Smartphones make home smarter
By Yoon Ja-young
A refrigerator by LG Electronics is linked to smart devices. When receipts and bar codes of groceries are scanned with a smartphone, the list of items bought is automatically sent to the refrigerator. Information such as expiration dates or recipes are sent to the handsets. “Smart Home Net” solution by Samsung Electronics connects home appliances with smartphones so that they can automatically be checked and receive upgrades.
They are examples of “smart hybrids,” where diverse products, ranging from home appliances to cars, are being linked with devices like smartphones and tablets to turn smart.
Heo Jeong-wook, a researcher at KT Economic and Business Research Institute, notes in a report that smart hybrids are increasingly being chosen by manufacturers as an easier and more effective way of making their products smarter, instead of producing appliances that are smart themselves.
“An increasing number of consumers are becoming accustomed to smart devices. However, the debut of new electronics devices cause “technology stress,” Heo said. According to a Job Korea survey, one third of salaried workers said they feel anxious because they are not used to or don’t know how to properly use computers and the latest technology. They are, meanwhile, good at using smartphones, with three out of ten spending over three hours a day on them. He added that around 40 percent of Americans were using smartphones last year. Korean Internet users spend 2.2 hours a day online, and they log on to the Web through smartphones rather than desktop computers.
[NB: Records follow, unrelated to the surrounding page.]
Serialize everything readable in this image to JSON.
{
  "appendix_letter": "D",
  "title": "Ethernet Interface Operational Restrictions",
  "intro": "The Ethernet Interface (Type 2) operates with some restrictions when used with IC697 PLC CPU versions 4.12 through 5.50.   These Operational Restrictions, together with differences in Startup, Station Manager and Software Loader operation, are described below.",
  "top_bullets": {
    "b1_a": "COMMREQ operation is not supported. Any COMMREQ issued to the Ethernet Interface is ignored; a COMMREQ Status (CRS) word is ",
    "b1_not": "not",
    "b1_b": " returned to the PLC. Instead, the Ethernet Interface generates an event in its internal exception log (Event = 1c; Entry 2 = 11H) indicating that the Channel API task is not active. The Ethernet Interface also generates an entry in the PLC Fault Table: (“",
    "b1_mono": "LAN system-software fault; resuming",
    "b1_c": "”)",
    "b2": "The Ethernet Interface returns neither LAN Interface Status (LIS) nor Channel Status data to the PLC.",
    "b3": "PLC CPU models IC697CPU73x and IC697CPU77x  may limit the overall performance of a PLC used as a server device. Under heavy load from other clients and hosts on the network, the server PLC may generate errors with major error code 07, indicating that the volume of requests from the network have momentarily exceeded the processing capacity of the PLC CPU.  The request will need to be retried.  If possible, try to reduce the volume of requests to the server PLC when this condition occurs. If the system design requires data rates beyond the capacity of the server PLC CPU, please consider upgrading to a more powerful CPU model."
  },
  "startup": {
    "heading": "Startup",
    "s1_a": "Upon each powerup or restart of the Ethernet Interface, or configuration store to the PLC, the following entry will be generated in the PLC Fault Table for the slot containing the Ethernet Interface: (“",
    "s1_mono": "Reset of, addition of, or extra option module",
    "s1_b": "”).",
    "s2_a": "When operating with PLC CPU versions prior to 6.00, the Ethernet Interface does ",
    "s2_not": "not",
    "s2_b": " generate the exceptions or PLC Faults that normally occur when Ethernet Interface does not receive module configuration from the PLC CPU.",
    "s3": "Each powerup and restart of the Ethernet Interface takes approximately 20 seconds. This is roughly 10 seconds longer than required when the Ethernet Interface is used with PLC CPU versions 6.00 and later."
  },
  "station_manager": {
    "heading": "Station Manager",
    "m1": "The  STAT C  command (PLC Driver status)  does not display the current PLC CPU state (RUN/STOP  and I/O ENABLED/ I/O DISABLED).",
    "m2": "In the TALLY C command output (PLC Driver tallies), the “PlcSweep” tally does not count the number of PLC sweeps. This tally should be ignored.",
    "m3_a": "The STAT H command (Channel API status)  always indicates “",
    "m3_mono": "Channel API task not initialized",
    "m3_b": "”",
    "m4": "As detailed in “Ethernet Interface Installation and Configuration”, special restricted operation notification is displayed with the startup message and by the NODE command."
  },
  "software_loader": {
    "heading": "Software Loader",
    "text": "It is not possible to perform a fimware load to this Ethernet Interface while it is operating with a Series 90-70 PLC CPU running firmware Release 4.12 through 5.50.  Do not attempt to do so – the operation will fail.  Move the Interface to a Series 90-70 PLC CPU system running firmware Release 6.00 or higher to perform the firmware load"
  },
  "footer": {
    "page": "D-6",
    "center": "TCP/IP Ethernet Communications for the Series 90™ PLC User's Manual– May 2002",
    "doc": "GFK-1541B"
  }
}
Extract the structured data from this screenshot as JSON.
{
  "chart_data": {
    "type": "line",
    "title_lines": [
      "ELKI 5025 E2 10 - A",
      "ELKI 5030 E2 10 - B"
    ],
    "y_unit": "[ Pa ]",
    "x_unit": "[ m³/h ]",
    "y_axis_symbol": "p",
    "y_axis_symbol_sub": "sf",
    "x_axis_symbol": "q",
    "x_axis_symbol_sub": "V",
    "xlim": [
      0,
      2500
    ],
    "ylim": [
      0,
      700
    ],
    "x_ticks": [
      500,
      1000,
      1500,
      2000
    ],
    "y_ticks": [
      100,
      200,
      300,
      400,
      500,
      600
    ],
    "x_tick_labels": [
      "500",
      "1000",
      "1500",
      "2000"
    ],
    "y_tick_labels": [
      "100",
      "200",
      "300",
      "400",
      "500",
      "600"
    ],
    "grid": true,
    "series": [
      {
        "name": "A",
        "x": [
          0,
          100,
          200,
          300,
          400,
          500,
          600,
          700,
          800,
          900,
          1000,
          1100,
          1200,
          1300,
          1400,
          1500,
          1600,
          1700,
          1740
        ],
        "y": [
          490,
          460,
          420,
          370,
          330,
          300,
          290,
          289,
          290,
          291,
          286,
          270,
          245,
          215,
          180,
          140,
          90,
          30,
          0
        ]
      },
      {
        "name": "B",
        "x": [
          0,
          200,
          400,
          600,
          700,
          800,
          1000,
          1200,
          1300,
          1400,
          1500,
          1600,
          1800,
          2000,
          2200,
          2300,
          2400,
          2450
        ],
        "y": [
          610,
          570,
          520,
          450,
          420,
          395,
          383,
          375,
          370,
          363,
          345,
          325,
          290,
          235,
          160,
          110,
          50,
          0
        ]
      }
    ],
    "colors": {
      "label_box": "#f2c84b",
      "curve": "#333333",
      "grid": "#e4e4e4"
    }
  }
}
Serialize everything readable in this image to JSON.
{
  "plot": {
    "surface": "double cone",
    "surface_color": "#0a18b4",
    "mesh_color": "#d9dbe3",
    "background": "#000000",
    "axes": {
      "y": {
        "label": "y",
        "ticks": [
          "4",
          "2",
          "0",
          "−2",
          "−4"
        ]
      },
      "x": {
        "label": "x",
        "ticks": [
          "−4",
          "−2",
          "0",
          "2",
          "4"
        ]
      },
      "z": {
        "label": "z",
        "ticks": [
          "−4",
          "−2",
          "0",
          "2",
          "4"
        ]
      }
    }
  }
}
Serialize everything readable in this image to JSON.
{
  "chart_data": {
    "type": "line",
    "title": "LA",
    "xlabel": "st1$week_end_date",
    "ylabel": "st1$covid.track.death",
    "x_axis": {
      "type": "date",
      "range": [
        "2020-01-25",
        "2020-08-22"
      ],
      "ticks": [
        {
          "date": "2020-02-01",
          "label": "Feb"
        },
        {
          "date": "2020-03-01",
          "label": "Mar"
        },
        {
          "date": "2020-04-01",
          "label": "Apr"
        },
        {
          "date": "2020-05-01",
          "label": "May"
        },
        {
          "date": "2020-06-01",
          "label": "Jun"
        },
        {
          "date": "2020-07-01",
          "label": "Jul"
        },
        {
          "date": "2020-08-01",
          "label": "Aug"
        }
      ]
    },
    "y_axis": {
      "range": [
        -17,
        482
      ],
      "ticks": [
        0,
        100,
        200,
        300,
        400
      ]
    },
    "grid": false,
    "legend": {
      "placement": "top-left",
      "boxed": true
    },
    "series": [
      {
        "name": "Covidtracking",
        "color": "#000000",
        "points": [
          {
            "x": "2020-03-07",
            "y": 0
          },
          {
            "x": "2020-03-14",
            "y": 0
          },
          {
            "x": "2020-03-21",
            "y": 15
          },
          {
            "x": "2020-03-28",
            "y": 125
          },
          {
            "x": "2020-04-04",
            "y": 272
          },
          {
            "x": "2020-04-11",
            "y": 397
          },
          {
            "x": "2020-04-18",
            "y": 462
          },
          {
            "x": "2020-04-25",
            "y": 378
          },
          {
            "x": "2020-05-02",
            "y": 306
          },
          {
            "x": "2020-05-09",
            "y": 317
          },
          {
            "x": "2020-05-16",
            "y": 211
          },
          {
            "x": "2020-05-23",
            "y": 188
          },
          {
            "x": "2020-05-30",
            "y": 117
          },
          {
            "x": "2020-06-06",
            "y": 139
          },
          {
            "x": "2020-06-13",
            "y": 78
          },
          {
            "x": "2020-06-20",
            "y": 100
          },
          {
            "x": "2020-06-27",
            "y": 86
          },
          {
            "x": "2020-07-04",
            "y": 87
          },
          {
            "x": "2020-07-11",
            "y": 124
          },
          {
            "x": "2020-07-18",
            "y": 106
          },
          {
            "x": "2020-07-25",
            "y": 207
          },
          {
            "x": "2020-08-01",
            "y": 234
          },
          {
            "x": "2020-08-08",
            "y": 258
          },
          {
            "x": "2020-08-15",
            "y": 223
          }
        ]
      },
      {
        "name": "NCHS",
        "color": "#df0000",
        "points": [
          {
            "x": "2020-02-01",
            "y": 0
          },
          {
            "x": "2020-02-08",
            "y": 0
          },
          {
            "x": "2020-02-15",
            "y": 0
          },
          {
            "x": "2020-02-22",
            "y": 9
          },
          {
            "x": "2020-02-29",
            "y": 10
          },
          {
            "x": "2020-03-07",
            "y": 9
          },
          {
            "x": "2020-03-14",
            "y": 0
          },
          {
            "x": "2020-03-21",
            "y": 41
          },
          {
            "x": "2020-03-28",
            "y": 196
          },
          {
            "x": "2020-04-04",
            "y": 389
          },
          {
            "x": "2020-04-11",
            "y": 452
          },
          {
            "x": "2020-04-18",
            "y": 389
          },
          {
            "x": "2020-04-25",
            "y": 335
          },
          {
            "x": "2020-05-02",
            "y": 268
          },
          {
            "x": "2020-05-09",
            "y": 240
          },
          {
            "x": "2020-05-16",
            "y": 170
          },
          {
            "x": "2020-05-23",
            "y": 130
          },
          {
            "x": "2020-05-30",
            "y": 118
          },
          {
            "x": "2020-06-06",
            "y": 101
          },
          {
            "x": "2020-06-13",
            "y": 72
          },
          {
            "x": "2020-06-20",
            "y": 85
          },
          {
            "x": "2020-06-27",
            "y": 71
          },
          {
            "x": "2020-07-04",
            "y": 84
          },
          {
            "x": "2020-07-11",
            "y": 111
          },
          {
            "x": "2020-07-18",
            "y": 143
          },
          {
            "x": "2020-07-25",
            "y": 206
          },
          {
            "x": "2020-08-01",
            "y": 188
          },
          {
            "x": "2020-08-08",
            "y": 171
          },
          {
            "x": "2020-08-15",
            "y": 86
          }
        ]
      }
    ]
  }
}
People now want to control other appliances with their phones and tablets. “There has emerged a one-device multi service paradigm, amid the expansion of smart hybrid devices,” Heo said.
“The smart devices nowadays have hardware as good as that of desktops and the operating system has improved so that diverse software is applicable here,” the researcher said.
Smart hybrids are also solving money problems. It costs a lot to make smart home appliances that include computing functions or displays. Smart TVs, for instance, cost millions of won. Smartphone applications and the devices connecting them with a TV set, meanwhile, cost only tens of dollars. He said that the LCD module and touch screen of the iPad2 are estimated to cost over $100. A 1GHz CPU is estimated to be about $12. If electronics goods can make use of the iPad 2’s hardware and software, then it cuts much of the cost.
Heo said that convergence has gone “beyond the simple coupling of devices.” Now it has become possible to verbally control navigation systems in the car through smartphone apps, or enjoy content inside the vehicle using cloud services. It turns cars into “what you enjoy” from “what you drive.”
Automobile manufacturers are actively using smart devices. GM’s OnStar system uses an app so that users know where their car is and can open or close the doors, or start the engine with a smartphones instead of a key. The app also enables drivers to send an inquiry to GM regarding tire pressure or engine oil.
Apple has been leading the hybrid device market, but other platform businesses like Google, Microsoft and Samsung are joining the competition, according to Heo. “Just like the information and communication technology industry, home appliances and auto industries are also seeing a paradigm shift from corporate competition to ecosystem competition,” he said.
Heo added that operating systems matter here. Businesses are competing in terms of the operating system and platform to lead in the smart hybrid era.